CalPERS goes for wide interpretation of fee disclosure law

Some aspects of AB2833, the California law requiring public investors to disclose fees and expenses, were vague, according to the pension plan.

The California Public Employees’ Retirement System opted to provide additional information in its inaugural report on fees and expenses as mandated by California law AB2833, the pension plan said at its investment board meeting on Monday.

“We’re striving for consistency across asset classes, clarity in terms of the character of the various cashflows involved and above all, transparency,” said Wylie Tollette, CalPERS’ chief operating investment officer, who will leave the pension plan on 5 January.

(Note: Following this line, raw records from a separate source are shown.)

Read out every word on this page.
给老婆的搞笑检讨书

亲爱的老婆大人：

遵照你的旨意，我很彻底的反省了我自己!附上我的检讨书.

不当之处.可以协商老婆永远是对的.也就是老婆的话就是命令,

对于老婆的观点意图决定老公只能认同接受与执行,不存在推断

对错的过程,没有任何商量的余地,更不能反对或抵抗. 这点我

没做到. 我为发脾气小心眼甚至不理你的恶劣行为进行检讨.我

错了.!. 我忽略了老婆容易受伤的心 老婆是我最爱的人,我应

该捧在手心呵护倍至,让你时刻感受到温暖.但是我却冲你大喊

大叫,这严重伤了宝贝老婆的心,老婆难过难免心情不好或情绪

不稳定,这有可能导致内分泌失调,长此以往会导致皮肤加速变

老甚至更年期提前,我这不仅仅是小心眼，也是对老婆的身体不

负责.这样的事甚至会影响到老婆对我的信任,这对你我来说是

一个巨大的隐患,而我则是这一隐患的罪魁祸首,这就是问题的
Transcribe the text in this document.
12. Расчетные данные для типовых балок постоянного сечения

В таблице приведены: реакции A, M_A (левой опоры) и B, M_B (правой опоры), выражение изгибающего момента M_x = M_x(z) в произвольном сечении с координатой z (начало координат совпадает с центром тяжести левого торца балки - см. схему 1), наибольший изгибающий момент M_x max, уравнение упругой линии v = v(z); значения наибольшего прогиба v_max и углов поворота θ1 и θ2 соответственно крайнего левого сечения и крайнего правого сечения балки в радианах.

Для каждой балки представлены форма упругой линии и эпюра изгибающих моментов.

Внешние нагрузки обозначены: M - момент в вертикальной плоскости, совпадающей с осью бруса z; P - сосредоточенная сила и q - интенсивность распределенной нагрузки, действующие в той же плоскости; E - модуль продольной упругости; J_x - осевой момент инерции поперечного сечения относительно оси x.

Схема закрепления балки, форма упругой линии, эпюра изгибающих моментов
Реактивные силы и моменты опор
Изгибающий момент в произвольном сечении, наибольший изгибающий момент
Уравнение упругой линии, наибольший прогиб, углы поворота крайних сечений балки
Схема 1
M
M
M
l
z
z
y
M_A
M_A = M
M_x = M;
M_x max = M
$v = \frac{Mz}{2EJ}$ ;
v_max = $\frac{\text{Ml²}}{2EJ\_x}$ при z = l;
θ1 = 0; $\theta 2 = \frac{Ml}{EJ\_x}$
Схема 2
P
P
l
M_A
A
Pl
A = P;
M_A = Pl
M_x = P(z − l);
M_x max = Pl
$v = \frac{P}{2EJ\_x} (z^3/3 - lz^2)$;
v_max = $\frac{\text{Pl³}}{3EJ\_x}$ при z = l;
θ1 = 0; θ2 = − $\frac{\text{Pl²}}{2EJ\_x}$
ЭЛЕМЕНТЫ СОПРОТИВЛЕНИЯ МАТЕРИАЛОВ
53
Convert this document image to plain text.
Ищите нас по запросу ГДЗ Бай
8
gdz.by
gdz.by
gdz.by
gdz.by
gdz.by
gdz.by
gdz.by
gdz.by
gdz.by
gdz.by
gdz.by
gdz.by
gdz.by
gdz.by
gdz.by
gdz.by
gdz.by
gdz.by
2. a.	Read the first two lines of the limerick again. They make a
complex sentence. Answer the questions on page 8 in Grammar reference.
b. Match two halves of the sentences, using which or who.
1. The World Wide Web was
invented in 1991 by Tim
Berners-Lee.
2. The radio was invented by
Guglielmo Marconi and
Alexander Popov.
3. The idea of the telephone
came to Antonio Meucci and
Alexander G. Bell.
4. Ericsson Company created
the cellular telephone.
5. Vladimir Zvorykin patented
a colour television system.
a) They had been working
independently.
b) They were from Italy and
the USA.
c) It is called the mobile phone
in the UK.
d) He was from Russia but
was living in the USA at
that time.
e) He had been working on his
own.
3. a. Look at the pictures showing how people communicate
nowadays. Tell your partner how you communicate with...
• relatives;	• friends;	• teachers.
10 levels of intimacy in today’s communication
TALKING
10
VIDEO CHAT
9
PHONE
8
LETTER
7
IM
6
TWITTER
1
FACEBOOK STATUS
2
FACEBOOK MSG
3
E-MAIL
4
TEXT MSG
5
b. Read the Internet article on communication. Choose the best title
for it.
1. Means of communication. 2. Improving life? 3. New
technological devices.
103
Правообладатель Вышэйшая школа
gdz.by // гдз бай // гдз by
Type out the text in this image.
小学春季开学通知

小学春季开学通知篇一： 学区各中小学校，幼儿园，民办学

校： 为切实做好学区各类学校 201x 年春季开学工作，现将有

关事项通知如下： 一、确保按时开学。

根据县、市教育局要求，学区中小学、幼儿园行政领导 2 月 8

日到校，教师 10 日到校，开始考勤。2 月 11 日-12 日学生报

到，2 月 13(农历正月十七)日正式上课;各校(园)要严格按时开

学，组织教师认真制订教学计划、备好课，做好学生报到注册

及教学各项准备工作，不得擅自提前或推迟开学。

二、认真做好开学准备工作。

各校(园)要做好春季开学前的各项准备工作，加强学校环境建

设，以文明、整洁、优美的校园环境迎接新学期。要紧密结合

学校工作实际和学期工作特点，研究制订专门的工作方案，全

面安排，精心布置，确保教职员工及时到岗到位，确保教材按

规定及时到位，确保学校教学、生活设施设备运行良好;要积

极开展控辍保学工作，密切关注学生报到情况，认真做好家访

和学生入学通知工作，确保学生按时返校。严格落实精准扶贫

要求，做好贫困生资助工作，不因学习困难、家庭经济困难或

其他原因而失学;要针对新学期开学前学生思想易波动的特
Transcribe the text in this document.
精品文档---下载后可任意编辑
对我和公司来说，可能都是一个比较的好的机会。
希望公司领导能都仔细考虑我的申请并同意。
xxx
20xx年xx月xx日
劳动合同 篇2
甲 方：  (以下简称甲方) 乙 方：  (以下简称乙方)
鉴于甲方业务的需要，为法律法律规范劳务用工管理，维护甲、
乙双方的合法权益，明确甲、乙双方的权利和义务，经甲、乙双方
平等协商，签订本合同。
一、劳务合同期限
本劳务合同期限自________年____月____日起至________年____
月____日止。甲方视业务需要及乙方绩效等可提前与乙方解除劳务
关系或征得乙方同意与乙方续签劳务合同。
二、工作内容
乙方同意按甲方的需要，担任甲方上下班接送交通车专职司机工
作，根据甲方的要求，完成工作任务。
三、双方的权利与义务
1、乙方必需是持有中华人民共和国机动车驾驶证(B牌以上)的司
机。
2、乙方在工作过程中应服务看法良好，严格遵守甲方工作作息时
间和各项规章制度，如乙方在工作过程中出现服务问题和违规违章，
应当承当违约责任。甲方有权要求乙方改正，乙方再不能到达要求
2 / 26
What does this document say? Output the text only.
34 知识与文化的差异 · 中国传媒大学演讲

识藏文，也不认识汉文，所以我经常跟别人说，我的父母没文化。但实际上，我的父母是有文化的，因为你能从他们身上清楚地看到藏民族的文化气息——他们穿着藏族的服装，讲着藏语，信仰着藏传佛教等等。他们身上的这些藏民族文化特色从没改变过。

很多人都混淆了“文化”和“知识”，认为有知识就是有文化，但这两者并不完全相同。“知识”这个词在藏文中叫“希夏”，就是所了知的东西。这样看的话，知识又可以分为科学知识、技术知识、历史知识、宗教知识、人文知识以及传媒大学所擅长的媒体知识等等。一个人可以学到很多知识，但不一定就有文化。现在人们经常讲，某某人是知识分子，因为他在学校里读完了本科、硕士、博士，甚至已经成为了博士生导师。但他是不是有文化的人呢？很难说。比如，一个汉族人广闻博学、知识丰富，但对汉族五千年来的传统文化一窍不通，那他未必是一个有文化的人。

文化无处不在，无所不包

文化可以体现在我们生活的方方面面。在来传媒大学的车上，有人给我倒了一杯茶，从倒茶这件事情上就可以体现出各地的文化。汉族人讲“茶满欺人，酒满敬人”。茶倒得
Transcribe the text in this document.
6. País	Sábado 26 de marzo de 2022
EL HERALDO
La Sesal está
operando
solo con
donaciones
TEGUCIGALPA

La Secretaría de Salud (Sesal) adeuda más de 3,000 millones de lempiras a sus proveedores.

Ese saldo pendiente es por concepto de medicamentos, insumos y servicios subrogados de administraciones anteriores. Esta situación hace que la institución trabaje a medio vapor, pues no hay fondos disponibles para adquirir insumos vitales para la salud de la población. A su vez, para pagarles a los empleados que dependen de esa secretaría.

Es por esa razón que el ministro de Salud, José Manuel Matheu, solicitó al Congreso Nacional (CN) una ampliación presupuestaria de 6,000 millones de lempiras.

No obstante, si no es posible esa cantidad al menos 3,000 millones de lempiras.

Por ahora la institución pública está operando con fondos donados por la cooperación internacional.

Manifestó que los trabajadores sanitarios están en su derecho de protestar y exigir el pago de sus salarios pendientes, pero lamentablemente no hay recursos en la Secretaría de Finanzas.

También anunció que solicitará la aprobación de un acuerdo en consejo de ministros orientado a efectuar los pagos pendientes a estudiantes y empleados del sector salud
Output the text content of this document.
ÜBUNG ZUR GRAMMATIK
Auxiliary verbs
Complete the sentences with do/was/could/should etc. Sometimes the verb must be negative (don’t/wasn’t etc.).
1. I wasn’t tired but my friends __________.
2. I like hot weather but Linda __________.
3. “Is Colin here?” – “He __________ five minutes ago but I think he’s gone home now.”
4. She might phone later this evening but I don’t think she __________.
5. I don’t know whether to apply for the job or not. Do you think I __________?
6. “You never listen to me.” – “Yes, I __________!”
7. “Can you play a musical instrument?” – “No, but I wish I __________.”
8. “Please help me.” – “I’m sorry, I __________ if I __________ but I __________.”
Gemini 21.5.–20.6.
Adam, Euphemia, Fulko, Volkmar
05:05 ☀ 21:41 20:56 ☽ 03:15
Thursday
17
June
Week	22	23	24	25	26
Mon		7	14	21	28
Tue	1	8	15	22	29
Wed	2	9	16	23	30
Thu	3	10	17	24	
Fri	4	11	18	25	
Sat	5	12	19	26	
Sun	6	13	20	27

“So when in doubt, CalPERS took the approach of putting information in the report. We’ve hoped that we’ve erred essentially on the side of disclosure.”

The investment staff elected to include real assets in its report, Tollette noted, adding that the law isn’t completely clear on what constitutes an alternative investment vehicle. “That was subject to some interpretation,” he said.

AB2833 was enacted last year and applies to all new partnership agreements and new capital commitments under existing partnership agreements made on or after 1 January 2017

Tollette noted that as much as it could, CalPERS worked with its general partners to include fees and expenses related to most of its partnerships, including those prior to that date.

CalPERS’ investment team also included a column in the report indicating when fees and expenses were paid by netting them against distributions or capital calls, which represents the vast majority of cases for the pension plan, rather than paying fees and expenses directly.

Prompted by a question from CalPERS board member JJ Jelincic, Tollette also went on to clarify that CalPERS never technically pays the fees but instead contributes to the partnership, which in turn pays fees to GPs.

“What you do is contribute capital to a partnership, we get capital back,” he said. “What the partners do with that capital, they must use it to pay the general partner fees, to make investments, a variety of different things. But the legal character of anything we do is just capital call, capital distribution back to us. We’re a limited partner.”

Kit Crocker, an investment director at CalPERS, added that the distinction isn’t significant, and that it’s all the same cashflow at the end of the day.

Earlier this month, the US’s largest public pension said it paid $233.8 million in net management fees across 223 private equity funds in the fiscal year ended 30 June, up from $206.5 million over 224 funds in 2015-16, according to its 2016-17 annual report.

CalPERS, which has $326 billion in assets, has a 20 percent current allocation to alternatives, including 8 percent in private equity.